• Mayor Barrett submits austere and resourceful 2017 proposed budget to Milwaukee Common Council

    September 30, 2016 Leave a Comment

    tom-barrett

    Despite “the triple whammy
    of increased pension obligations,
    rising health care
    costs and cuts in state aid”
    Mayor Tom Barrett submitted
    to the Milwaukee Common
    Council a proposed
    2017-18 budget of $1.53
    billion which includes just a
    2.7 percent increase in taxes.
    According to Mayor Barrett,
    the average homeowner will
    experience an annual property
    tax increase of $26.40 and
    a municipal fee increase of
    $10.86. The additional funds
    will address some longstanding
    infrastructure, public
    health and safety needs.
    Those needs include replacement
    of lead used in
    pipes which supply drinking
    water to about half of all
    Milwaukee residences and
    businesses.

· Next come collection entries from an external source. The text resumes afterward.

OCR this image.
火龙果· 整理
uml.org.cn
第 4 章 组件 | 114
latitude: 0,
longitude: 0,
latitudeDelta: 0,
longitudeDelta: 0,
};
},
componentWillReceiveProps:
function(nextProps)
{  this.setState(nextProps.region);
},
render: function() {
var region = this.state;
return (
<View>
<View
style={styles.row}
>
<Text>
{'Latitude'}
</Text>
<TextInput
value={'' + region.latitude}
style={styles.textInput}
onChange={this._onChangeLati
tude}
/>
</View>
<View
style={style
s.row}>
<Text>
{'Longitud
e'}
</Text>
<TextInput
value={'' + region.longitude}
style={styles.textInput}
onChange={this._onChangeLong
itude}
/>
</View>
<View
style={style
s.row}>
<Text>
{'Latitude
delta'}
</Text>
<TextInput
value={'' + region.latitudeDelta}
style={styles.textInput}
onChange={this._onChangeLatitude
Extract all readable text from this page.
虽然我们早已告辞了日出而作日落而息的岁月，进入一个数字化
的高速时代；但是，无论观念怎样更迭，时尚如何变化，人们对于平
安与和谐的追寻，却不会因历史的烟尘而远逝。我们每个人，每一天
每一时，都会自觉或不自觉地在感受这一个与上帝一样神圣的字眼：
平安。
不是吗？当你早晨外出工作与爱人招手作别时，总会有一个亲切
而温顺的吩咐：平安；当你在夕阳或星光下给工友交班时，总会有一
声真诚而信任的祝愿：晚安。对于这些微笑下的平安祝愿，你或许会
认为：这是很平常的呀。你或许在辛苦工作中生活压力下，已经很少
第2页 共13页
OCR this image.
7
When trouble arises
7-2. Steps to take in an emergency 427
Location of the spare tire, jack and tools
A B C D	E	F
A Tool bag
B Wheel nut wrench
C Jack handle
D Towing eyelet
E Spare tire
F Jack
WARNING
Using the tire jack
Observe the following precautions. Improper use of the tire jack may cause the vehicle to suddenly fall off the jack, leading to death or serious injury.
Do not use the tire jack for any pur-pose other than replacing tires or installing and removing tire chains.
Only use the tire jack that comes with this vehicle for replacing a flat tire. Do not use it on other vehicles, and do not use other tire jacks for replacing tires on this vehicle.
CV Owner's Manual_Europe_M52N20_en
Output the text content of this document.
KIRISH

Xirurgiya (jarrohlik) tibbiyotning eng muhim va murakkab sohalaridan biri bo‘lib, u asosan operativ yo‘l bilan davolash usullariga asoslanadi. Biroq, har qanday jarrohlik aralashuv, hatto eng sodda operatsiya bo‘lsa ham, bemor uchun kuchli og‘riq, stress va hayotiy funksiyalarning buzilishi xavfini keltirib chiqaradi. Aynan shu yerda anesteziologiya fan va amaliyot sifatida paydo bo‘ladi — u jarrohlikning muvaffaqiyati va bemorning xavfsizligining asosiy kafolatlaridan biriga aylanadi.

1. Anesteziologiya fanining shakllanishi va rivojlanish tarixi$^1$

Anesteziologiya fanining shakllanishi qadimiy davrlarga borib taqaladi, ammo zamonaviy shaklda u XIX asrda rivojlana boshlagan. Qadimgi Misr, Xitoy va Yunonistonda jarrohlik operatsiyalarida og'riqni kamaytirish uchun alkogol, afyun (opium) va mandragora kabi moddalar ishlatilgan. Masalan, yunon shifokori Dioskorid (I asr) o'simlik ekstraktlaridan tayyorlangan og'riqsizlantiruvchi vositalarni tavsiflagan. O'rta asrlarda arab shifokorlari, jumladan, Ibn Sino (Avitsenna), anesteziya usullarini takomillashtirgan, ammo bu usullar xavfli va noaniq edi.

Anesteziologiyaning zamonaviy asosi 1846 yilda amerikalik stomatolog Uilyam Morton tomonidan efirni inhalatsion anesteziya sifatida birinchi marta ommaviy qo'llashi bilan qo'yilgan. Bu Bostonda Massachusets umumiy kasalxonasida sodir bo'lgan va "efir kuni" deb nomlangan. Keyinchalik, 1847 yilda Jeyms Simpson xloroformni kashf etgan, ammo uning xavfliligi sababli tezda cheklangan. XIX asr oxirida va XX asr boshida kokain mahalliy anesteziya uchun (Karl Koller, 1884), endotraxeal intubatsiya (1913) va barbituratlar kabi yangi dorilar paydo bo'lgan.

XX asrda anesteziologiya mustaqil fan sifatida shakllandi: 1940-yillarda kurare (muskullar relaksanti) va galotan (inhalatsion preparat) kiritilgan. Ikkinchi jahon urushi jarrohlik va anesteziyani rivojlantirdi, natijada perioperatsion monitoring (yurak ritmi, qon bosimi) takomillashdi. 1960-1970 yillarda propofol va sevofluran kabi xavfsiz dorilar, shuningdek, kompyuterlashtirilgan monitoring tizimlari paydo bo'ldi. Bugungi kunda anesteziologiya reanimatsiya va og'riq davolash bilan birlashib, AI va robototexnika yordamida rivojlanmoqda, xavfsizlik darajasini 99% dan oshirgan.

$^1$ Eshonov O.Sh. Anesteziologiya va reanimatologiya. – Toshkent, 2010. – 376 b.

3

In addition there
    are a number of houses
    which contain lead paint. Elevated
    lead levels below the
    fatal threshold in the human
    body can cause learning and
    behavioral disabilities, especially
    in children. The proposed
    2017 budget allocates
    $11 million over two years
    and prioritizes replacement
    of pipes at 385 state licensed
    day-care centers. The budget
    also includes $4.3 million
    in funding to increase the
    17,000 houses which have
    already been made lead paint
    safe. The cost to replace all
    70,000 houses estimated to
    contain lead pipe will cost
    $770 million.
    The budget presentation
    also included the news that
    two major employers have
    committed to opening major
    manufacturing operations
    at the Century City
    Industrial Complex, located
    at the old A.O. Smith Automotive
    manufacturing center.
    During Governor Scott
    Walker’s first year in office,
    he terminated a multi-million
    dollar contract to build two
    new train sets for the Chicago-
    Milwaukee Amtrak corridor
    to be built by Spanish
    railroad manufacturer, Talgo.
    The decision cost Wisconsin
    taxpayers at least $40 million
    for the unused trains the title
    to which a court awarded
    to Talgo, meaning the state
    received virtually nothing
    for its investment. Recently
    Talgo won a contract to refurbish
    commuter rail cars
    for the City of Los Angeles
    and announced it would use
    its former Milwaukee manufacturing
    facility to refurbish
    the trains.
    Century City will also have
    another major new manufacturer
    after the Rev Group announced
    it will be assembling
    prototypes as it competes for
    a U.S. Postal Service contract
    to build the next generation
    of delivery vehicles. The
    proposed budget includes a
    60 percent increase in funding
    a variety of programs to
    help homeowners struggling
    to avoid foreclosure. Milwaukee
    has also benefited from
    the sale of 369 renovated
    tax-foreclosed homes.
    Law enforcement agencies
    will receive a $127 million
    budget increase that is nearly
    double the amount it received
    in 2004; the first year
    that Mayor Barrett assumed
    office. Putting the $302 million
    law enforcement budget
    in perspective, Mayor
    Barrett said the amount was
    more than the entire $267
    million Milwaukee property
    tax assessment. The increase
    calls for 165 new police officers,
    almost all of whom
    will replace officers who are
    expected to retire. Calling
    the recent surge of violence
    unacceptable, Mayor Barrett
    said that “courts and cops
    are not the only answer.”
    Healthy neighborhoods,
    youth development and violence
    prevention are proven
    crime reduction strategies
    that are less confrontational
    and potentially less discriminatory.